Capita spesso di pensare a come sarebbero state scritte certe storie antiche, tramandateci per lo più dall’insegnamento scolastico, se i loro autori fossero vissuti in età contemporanea. Avrebbero avuto la stessa risonanza nell’era dei social network, dei videogiochi, del virtuale? Probabilmente no, dato che oggi tutto tende a essere dimenticato troppo in fretta e con molta facilità.

Si può però pensare di poter recuperare queste storie, mettendo in atto un’operazione di semi-riscrittura, per renderle di nuovo facilmente accessibili. Ed è quello che Vittorio Macioce, importante voce del giornalismo culturale italiano, nonché caporedattore del Giornale, prova a fare nel suo esordio narrativo.

Dice Angelica, edito Salani Editore, pone in essere un recupero e un confronto tra i poemi cavallereschi per approfondire nello specifico, da un punto di vista del tutto nuovo ed estremamente contemporaneo, la figura della bella Angelica, protagonista dell’Orlando innamorato di Matteo Maria Boiardo e dell’Orlando furioso di Ludovico Ariosto.

Sebbene la famosa fanciulla sia stata il fulcro delle azioni nell’enorme scacchiera dei poemi cavallereschi, per il suo essere costantemente inseguita da tutti, Angelica è sempre stata al contempo condannata a rimanere nell’ombra, a non potersi esprimere in prima persona e far venir fuori il proprio punto di vista, le sue sensazioni e paure.

Nel libro di Vittorio Macioce, fin dalle primissime righe del prologo, Angelica si rivolge direttamente al lettore/lettrice, raccontando come appaia ai suoi occhi la famosa leggenda di Orlando e dell’essere lei perennemente preda da inseguire e trofeo da vincere.

“Di me ti diranno che sono una perdente, una che non sapeva dove andare e troppo in fretta ha rinunciato ai propri sogni. Ho un anello che rende invisibili e permette di distinguere il vero dal falso. È il potere magico più inutile che si possa immaginare. Qualcuno lo vuole? […] Nessuno saprà mai il mio vero nome. Mi chiamano Angelica e questa è la mia storia.”

Raccontando di sé, Angelica racconta anche del suo potere, di quell’anello che è insieme salvezza e prigionia, capace di renderla invisibile agli occhi di tutti se messo tra le labbra e di proteggerla dagli incantesimi se portato al dito.

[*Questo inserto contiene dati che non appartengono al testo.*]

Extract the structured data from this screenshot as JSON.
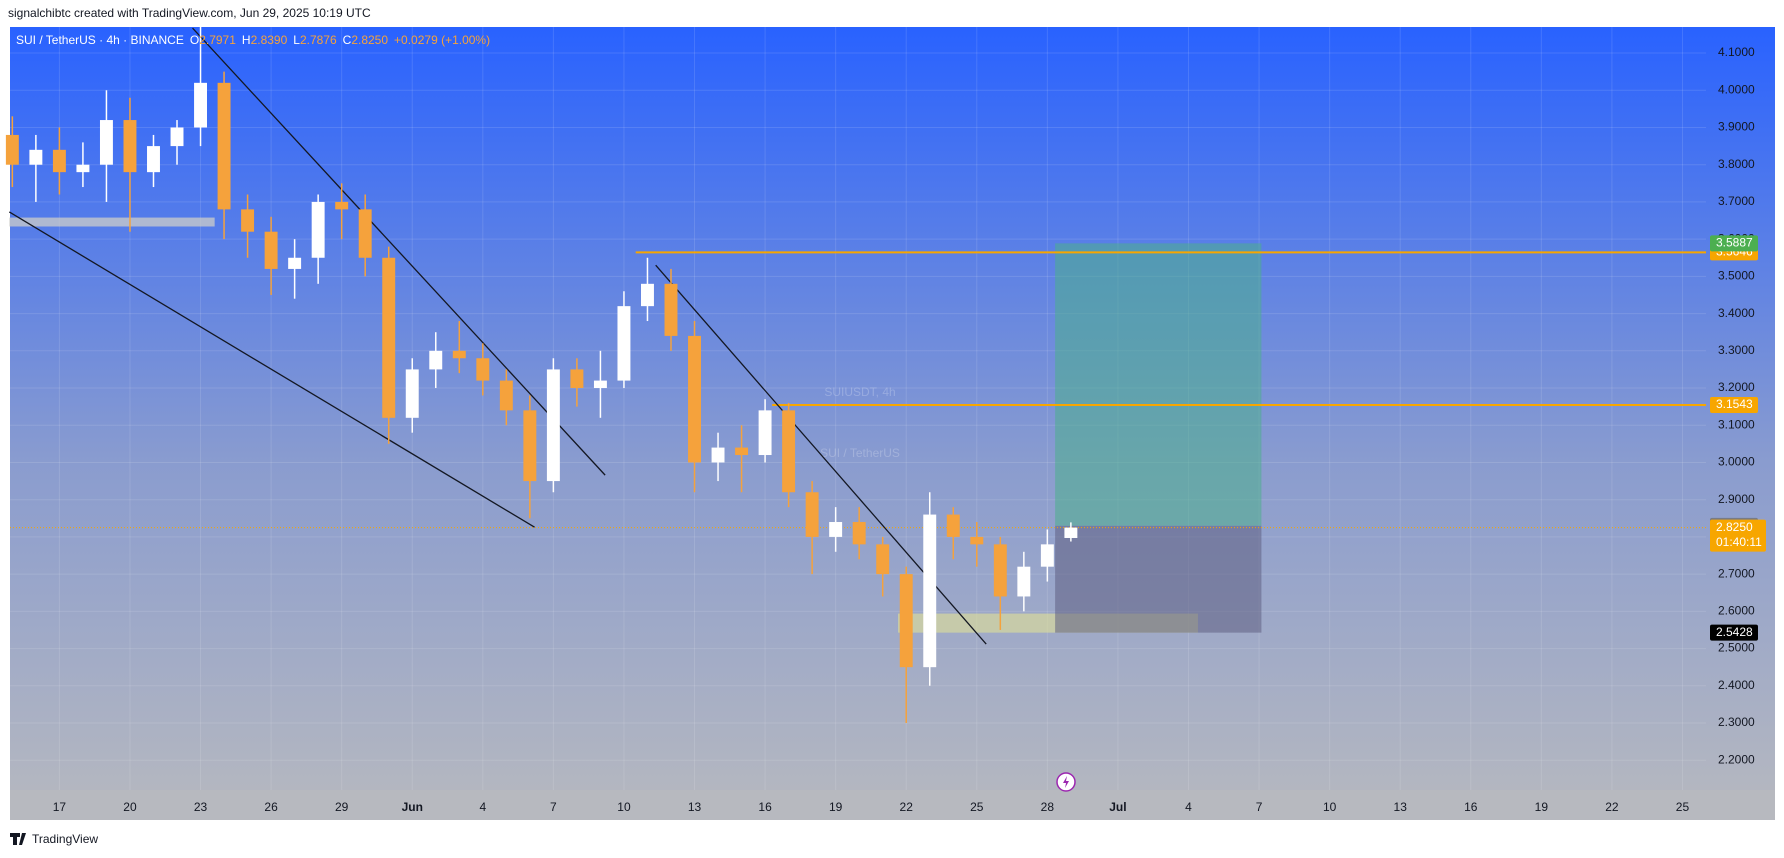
{
  "header": "signalchibtc created with TradingView.com, Jun 29, 2025 10:19 UTC",
  "footer": "TradingView",
  "chart_data": {
    "type": "candlestick",
    "legend": {
      "symbol": "SUI / TetherUS · 4h · BINANCE",
      "ohlc": [
        {
          "label": "O",
          "value": "2.7971"
        },
        {
          "label": "H",
          "value": "2.8390"
        },
        {
          "label": "L",
          "value": "2.7876"
        },
        {
          "label": "C",
          "value": "2.8250"
        }
      ],
      "change": "+0.0279 (+1.00%)"
    },
    "watermark": {
      "title": "SUIUSDT, 4h",
      "subtitle": "SUI / TetherUS"
    },
    "up_color": "#ffffff",
    "down_color": "#f5a23c",
    "x": [
      -2,
      -1,
      0,
      1,
      2,
      3,
      4,
      5,
      6,
      7,
      8,
      9,
      10,
      11,
      12,
      13,
      14,
      15,
      16,
      17,
      18,
      19,
      20,
      21,
      22,
      23,
      24,
      25,
      26,
      27,
      28,
      29,
      30,
      31,
      32,
      33,
      34,
      35,
      36,
      37,
      38,
      39,
      40,
      41,
      42,
      43
    ],
    "open": [
      3.88,
      3.8,
      3.84,
      3.78,
      3.8,
      3.92,
      3.78,
      3.85,
      3.9,
      4.02,
      3.68,
      3.62,
      3.52,
      3.55,
      3.7,
      3.68,
      3.55,
      3.12,
      3.25,
      3.3,
      3.28,
      3.22,
      3.14,
      2.95,
      3.25,
      3.2,
      3.22,
      3.42,
      3.48,
      3.34,
      3.0,
      3.04,
      3.02,
      3.14,
      2.92,
      2.8,
      2.84,
      2.78,
      2.7,
      2.45,
      2.86,
      2.8,
      2.78,
      2.64,
      2.72,
      2.7971
    ],
    "high": [
      3.93,
      3.88,
      3.9,
      3.86,
      4.0,
      3.98,
      3.88,
      3.92,
      4.17,
      4.05,
      3.72,
      3.66,
      3.6,
      3.72,
      3.75,
      3.72,
      3.58,
      3.28,
      3.35,
      3.38,
      3.32,
      3.25,
      3.18,
      3.28,
      3.28,
      3.3,
      3.46,
      3.55,
      3.52,
      3.38,
      3.08,
      3.1,
      3.17,
      3.16,
      2.95,
      2.88,
      2.88,
      2.8,
      2.72,
      2.92,
      2.88,
      2.84,
      2.8,
      2.76,
      2.82,
      2.839
    ],
    "low": [
      3.74,
      3.7,
      3.72,
      3.74,
      3.7,
      3.62,
      3.74,
      3.8,
      3.85,
      3.6,
      3.55,
      3.45,
      3.44,
      3.48,
      3.6,
      3.5,
      3.05,
      3.08,
      3.2,
      3.24,
      3.18,
      3.1,
      2.85,
      2.92,
      3.15,
      3.12,
      3.2,
      3.38,
      3.3,
      2.92,
      2.95,
      2.92,
      3.0,
      2.88,
      2.7,
      2.76,
      2.74,
      2.64,
      2.3,
      2.4,
      2.74,
      2.72,
      2.55,
      2.6,
      2.68,
      2.7876
    ],
    "close": [
      3.8,
      3.84,
      3.78,
      3.8,
      3.92,
      3.78,
      3.85,
      3.9,
      4.02,
      3.68,
      3.62,
      3.52,
      3.55,
      3.7,
      3.68,
      3.55,
      3.12,
      3.25,
      3.3,
      3.28,
      3.22,
      3.14,
      2.95,
      3.25,
      3.2,
      3.22,
      3.42,
      3.48,
      3.34,
      3.0,
      3.04,
      3.02,
      3.14,
      2.92,
      2.8,
      2.84,
      2.78,
      2.7,
      2.45,
      2.86,
      2.8,
      2.78,
      2.64,
      2.72,
      2.78,
      2.825
    ],
    "xlim": [
      -2.1,
      70
    ],
    "xticks": [
      {
        "value": 0,
        "label": "17"
      },
      {
        "value": 3,
        "label": "20"
      },
      {
        "value": 6,
        "label": "23"
      },
      {
        "value": 9,
        "label": "26"
      },
      {
        "value": 12,
        "label": "29"
      },
      {
        "value": 15,
        "label": "Jun"
      },
      {
        "value": 18,
        "label": "4"
      },
      {
        "value": 21,
        "label": "7"
      },
      {
        "value": 24,
        "label": "10"
      },
      {
        "value": 27,
        "label": "13"
      },
      {
        "value": 30,
        "label": "16"
      },
      {
        "value": 33,
        "label": "19"
      },
      {
        "value": 36,
        "label": "22"
      },
      {
        "value": 39,
        "label": "25"
      },
      {
        "value": 42,
        "label": "28"
      },
      {
        "value": 45,
        "label": "Jul"
      },
      {
        "value": 48,
        "label": "4"
      },
      {
        "value": 51,
        "label": "7"
      },
      {
        "value": 54,
        "label": "10"
      },
      {
        "value": 57,
        "label": "13"
      },
      {
        "value": 60,
        "label": "16"
      },
      {
        "value": 63,
        "label": "19"
      },
      {
        "value": 66,
        "label": "22"
      },
      {
        "value": 69,
        "label": "25"
      }
    ],
    "ylim": [
      2.12,
      4.17
    ],
    "yticks": [
      {
        "value": 2.2,
        "label": "2.2000"
      },
      {
        "value": 2.3,
        "label": "2.3000"
      },
      {
        "value": 2.4,
        "label": "2.4000"
      },
      {
        "value": 2.5,
        "label": "2.5000"
      },
      {
        "value": 2.6,
        "label": "2.6000"
      },
      {
        "value": 2.7,
        "label": "2.7000"
      },
      {
        "value": 2.8,
        "label": "2.8000"
      },
      {
        "value": 2.9,
        "label": "2.9000"
      },
      {
        "value": 3.0,
        "label": "3.0000"
      },
      {
        "value": 3.1,
        "label": "3.1000"
      },
      {
        "value": 3.2,
        "label": "3.2000"
      },
      {
        "value": 3.3,
        "label": "3.3000"
      },
      {
        "value": 3.4,
        "label": "3.4000"
      },
      {
        "value": 3.5,
        "label": "3.5000"
      },
      {
        "value": 3.6,
        "label": "3.6000"
      },
      {
        "value": 3.7,
        "label": "3.7000"
      },
      {
        "value": 3.8,
        "label": "3.8000"
      },
      {
        "value": 3.9,
        "label": "3.9000"
      },
      {
        "value": 4.0,
        "label": "4.0000"
      },
      {
        "value": 4.1,
        "label": "4.1000"
      }
    ],
    "grid": true,
    "trendlines": [
      {
        "x": [
          -2.13,
          20.2
        ],
        "y": [
          3.673,
          2.826
        ]
      },
      {
        "x": [
          5.66,
          23.2
        ],
        "y": [
          4.167,
          2.966
        ]
      },
      {
        "x": [
          25.35,
          39.4
        ],
        "y": [
          3.53,
          2.512
        ]
      }
    ],
    "hlines": [
      {
        "value": 3.5646,
        "from": 24.5,
        "color": "#f7a600"
      },
      {
        "value": 3.1543,
        "from": 30.3,
        "color": "#f7a600"
      }
    ],
    "zones": [
      {
        "x": [
          -2.13,
          6.6
        ],
        "y": [
          3.634,
          3.658
        ],
        "color": "rgba(205,205,200,0.75)"
      },
      {
        "x": [
          35.65,
          48.4
        ],
        "y": [
          2.5428,
          2.594
        ],
        "color": "rgba(225,225,150,0.6)"
      }
    ],
    "position": {
      "x": [
        42.33,
        51.1
      ],
      "target": 3.5887,
      "entry": 2.8298,
      "stop": 2.5428,
      "target_color": "#4caf50",
      "entry_color": "#787b86",
      "stop_color": "#000000"
    },
    "last_price": {
      "value": 2.825,
      "label": "2.8250",
      "countdown": "01:40:11",
      "color": "#f7a600"
    }
  }
}
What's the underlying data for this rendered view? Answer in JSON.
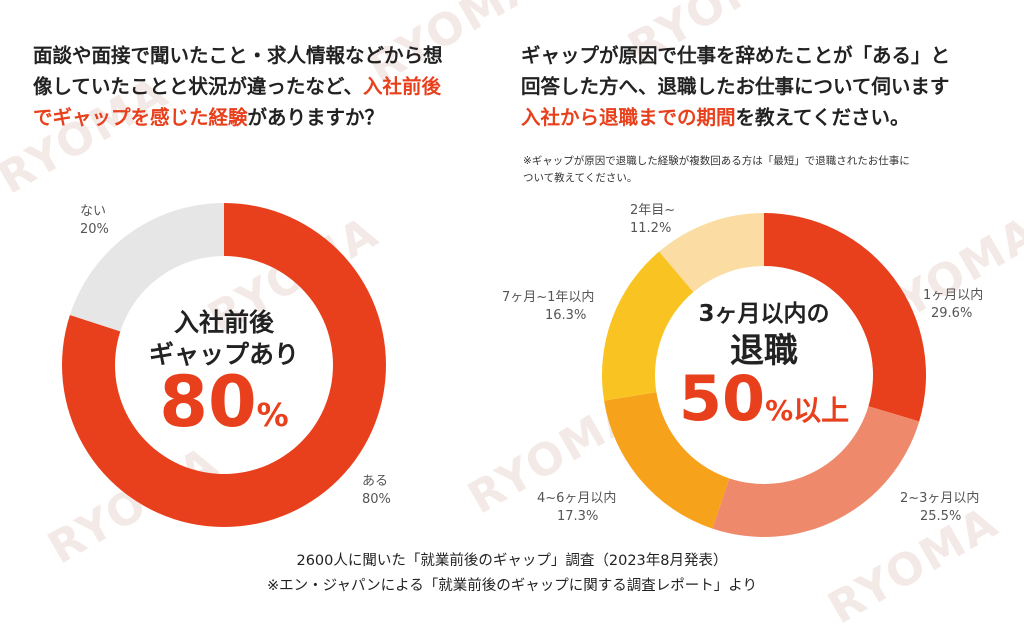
{
  "left": {
    "question": {
      "line1": "面談や面接で聞いたこと・求人情報などから想",
      "line2_pre": "像していたことと状況が違ったなど、",
      "line2_hl": "入社前後",
      "line3_hl": "でギャップを感じた経験",
      "line3_post": "がありますか？"
    },
    "center": {
      "line1": "入社前後",
      "line2": "ギャップあり",
      "value": "80",
      "unit": "%"
    }
  },
  "right": {
    "question": {
      "line1": "ギャップが原因で仕事を辞めたことが「ある」と",
      "line2": "回答した方へ、退職したお仕事について伺います",
      "line3_hl": "入社から退職までの期間",
      "line3_post": "を教えてください。"
    },
    "note": {
      "line1": "※ギャップが原因で退職した経験が複数回ある方は「最短」で退職されたお仕事に",
      "line2": "ついて教えてください。"
    },
    "center": {
      "line1": "3ヶ月以内の",
      "line2": "退職",
      "value": "50",
      "unit": "%以上"
    }
  },
  "chart_data": [
    {
      "type": "pie",
      "subtype": "donut",
      "categories": [
        "ある",
        "ない"
      ],
      "values": [
        80,
        20
      ],
      "labels": [
        "80%",
        "20%"
      ],
      "colors": [
        "#e8401c",
        "#e6e6e6"
      ]
    },
    {
      "type": "pie",
      "subtype": "donut",
      "categories": [
        "1ヶ月以内",
        "2~3ヶ月以内",
        "4~6ヶ月以内",
        "7ヶ月~1年以内",
        "2年目~"
      ],
      "values": [
        29.6,
        25.5,
        17.3,
        16.3,
        11.2
      ],
      "labels": [
        "29.6%",
        "25.5%",
        "17.3%",
        "16.3%",
        "11.2%"
      ],
      "colors": [
        "#e8401c",
        "#ee8a6b",
        "#f7a21b",
        "#f9c422",
        "#fbdca2"
      ]
    }
  ],
  "footer": {
    "line1": "2600人に聞いた「就業前後のギャップ」調査（2023年8月発表）",
    "line2": "※エン・ジャパンによる「就業前後のギャップに関する調査レポート」より"
  },
  "watermark": "RYOMA"
}
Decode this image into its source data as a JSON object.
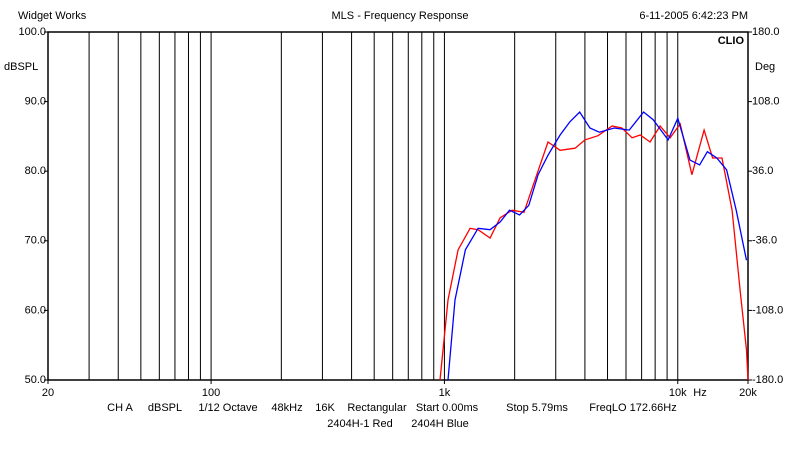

Un anello che le permette anche di “distinguere il vero dal falso, la sostanza dai sogni, il reale dal virtuale”. Non sbaglia Vittorio Macioce quando afferma che l’anello di Angelica potrebbe tornare molto utile ai tempi d’oggi, in cui si è quasi incapaci di distinguere la verità dall’apparenza, il virtuale dal reale appunto. È l’anello che renderebbe la vita più facile e le persone più consapevoli.

La voce di Angelica viene però alternata a una narrazione in terza persona, in cui l’autore racconta o aggiunge qualcosa in più, ripreso o inventato, per far muovere il racconto della fanciulla, presentando e approfondendo anche tanti altri personaggi (Orlando, Medoro, Rinaldo, Sacripante ecc.). Così facendo, l’autore dona un senso e una comprensione maggiore anche a chi non ha una conoscenza approfondita dei poemi cavallereschi su citati.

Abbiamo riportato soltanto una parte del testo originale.